A ministra disse ainda que as suas declarações não colidem com as do primeiro-ministro, Luís Montenegro.

“Nada está fechado em concertação social, não antecipo coisa nenhuma, qualquer matéria que qualquer parceiro queira discutir será discutida. O que o senhor primeiro-ministro disse é que não há nenhuma iniciativa do Governo para o fazer [mexer no subsídio de desemprego], mas essa é uma questão que pode ser discutida e sair daí acordo, como seja em que matéria for”, vincou.

Ainda na mesma audição, a ministra disse que na “revisitação” do Código de Trabalho que quer fazer em concertação social várias normas serão discutidas e poderão ser alteradas, incluindo a presunção de laboralidade dos trabalhadores das plataformas e a reposição do banco de horas individual, temas caros aos partidos mais à esquerda no parlamento.

“Revisitar o Código de Trabalho é isso.
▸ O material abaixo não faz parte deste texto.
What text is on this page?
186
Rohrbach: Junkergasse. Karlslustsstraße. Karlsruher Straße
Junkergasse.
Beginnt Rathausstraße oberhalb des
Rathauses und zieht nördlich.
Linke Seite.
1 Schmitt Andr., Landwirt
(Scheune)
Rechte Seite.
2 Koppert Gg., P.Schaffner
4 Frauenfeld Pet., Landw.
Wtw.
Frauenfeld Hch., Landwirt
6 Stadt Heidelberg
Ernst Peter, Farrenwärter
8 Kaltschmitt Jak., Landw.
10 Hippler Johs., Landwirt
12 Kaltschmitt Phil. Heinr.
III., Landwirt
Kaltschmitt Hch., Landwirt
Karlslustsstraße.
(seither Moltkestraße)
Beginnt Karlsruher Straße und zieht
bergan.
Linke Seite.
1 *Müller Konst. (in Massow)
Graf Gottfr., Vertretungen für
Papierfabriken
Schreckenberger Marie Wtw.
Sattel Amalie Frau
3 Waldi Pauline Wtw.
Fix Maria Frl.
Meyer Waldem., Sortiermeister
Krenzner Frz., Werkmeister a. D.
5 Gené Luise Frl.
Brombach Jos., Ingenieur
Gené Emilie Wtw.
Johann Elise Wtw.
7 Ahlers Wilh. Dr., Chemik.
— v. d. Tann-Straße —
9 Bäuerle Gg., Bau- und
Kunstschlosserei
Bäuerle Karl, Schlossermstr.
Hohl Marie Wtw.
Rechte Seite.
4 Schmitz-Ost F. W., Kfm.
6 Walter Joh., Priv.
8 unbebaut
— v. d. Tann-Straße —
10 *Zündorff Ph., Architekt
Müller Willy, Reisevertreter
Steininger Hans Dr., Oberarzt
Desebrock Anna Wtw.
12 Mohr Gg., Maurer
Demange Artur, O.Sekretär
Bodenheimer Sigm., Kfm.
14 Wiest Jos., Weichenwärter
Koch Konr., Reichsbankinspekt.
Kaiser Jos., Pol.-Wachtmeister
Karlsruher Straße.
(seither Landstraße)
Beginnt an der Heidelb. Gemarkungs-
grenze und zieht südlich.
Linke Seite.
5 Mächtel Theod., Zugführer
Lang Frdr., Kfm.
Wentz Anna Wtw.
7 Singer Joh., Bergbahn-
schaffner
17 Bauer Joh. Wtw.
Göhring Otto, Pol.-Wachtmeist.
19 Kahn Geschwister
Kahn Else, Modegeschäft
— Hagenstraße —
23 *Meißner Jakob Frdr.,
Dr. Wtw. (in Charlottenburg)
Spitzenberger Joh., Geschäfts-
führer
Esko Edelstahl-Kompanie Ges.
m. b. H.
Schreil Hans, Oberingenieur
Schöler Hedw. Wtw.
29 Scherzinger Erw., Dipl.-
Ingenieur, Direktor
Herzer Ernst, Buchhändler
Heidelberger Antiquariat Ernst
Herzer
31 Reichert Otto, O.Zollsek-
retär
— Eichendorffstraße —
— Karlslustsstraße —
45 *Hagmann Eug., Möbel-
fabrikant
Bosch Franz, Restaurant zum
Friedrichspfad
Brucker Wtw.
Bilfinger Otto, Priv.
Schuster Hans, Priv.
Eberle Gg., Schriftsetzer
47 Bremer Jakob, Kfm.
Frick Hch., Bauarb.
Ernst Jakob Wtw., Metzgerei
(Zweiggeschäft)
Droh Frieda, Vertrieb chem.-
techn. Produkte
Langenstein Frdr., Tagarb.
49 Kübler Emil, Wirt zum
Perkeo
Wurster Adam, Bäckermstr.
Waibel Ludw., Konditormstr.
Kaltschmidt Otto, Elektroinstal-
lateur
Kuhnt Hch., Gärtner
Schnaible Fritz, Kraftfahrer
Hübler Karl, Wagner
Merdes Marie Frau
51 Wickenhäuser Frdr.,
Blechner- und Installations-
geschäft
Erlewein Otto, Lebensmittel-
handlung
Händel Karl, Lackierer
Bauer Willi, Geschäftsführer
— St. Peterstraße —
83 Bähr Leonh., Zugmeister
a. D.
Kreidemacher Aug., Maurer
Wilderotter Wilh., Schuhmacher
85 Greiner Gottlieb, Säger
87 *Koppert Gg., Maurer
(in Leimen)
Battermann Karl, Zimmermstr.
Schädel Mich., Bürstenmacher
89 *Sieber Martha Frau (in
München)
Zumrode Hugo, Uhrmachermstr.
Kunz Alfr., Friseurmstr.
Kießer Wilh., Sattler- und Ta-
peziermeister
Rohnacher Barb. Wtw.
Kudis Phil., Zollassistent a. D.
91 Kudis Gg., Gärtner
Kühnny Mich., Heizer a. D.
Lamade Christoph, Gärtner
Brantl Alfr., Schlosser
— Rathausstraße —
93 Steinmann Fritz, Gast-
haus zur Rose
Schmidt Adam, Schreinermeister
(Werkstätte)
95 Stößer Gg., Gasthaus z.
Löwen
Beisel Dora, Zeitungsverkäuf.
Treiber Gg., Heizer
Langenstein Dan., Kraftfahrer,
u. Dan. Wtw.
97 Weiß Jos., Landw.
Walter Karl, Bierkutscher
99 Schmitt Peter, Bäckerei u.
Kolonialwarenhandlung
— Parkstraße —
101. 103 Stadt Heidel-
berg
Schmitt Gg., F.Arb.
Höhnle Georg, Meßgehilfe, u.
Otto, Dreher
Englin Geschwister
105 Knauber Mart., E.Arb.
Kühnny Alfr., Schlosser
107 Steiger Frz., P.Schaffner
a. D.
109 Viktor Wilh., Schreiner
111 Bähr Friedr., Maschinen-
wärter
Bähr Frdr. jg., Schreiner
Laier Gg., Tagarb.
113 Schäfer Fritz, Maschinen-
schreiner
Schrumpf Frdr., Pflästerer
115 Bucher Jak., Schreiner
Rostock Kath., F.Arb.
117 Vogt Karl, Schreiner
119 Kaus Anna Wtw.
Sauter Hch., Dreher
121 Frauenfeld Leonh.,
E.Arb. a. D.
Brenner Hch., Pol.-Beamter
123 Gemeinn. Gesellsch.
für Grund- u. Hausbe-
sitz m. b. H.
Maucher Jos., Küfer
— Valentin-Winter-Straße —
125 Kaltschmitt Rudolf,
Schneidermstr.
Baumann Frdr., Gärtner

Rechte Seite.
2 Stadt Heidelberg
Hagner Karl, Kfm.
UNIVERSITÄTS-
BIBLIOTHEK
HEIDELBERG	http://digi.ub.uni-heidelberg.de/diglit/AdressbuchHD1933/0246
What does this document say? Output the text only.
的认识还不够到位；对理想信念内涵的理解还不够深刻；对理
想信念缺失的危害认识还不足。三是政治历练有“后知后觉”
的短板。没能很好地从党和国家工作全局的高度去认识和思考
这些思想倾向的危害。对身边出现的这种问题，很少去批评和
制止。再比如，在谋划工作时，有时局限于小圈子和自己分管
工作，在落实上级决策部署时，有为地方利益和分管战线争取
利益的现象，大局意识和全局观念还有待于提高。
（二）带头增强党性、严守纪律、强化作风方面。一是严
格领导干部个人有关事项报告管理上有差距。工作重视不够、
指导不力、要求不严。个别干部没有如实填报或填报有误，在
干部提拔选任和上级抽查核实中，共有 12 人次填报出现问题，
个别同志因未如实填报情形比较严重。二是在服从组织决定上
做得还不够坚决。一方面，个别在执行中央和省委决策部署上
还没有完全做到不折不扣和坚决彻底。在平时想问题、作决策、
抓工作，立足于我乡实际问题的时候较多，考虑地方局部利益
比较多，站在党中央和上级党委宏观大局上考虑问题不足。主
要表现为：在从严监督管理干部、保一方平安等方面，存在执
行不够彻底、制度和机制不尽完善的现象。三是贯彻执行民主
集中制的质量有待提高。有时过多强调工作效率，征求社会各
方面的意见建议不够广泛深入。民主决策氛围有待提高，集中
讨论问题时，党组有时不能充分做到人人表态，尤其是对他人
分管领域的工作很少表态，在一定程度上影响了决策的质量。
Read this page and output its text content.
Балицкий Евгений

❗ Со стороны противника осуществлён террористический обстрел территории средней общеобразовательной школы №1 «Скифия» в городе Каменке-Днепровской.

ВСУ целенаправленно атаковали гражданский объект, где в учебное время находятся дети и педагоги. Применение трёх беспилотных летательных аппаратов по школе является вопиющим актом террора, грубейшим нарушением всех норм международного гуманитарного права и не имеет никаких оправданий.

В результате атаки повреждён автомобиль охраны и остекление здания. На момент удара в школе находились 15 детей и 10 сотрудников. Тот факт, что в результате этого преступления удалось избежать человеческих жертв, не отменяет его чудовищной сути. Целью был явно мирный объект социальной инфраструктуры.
Parceiros sociais vão falar com o Governo, se querem manter, se querem revogar esta ou aquela norma, se querem substituir. Suprimir a presunção de laboralidade dos trabalhadores de plataformas ou repor banco de horas individual depende do consenso a que se chegue”, afirmou.

Segundo a ministra, o Código de Trabalho ainda se baseia sobretudo na relação de trabalho tradicional, considerando que a “questão é saber se parceiros querem agilizar ou alterar alguma coisa aí”, incluindo referente às novas formas de trabalho, pois — afirmou – mesmo aí “se tentou mimetizar uma relação de trabalho presencial, fabril”.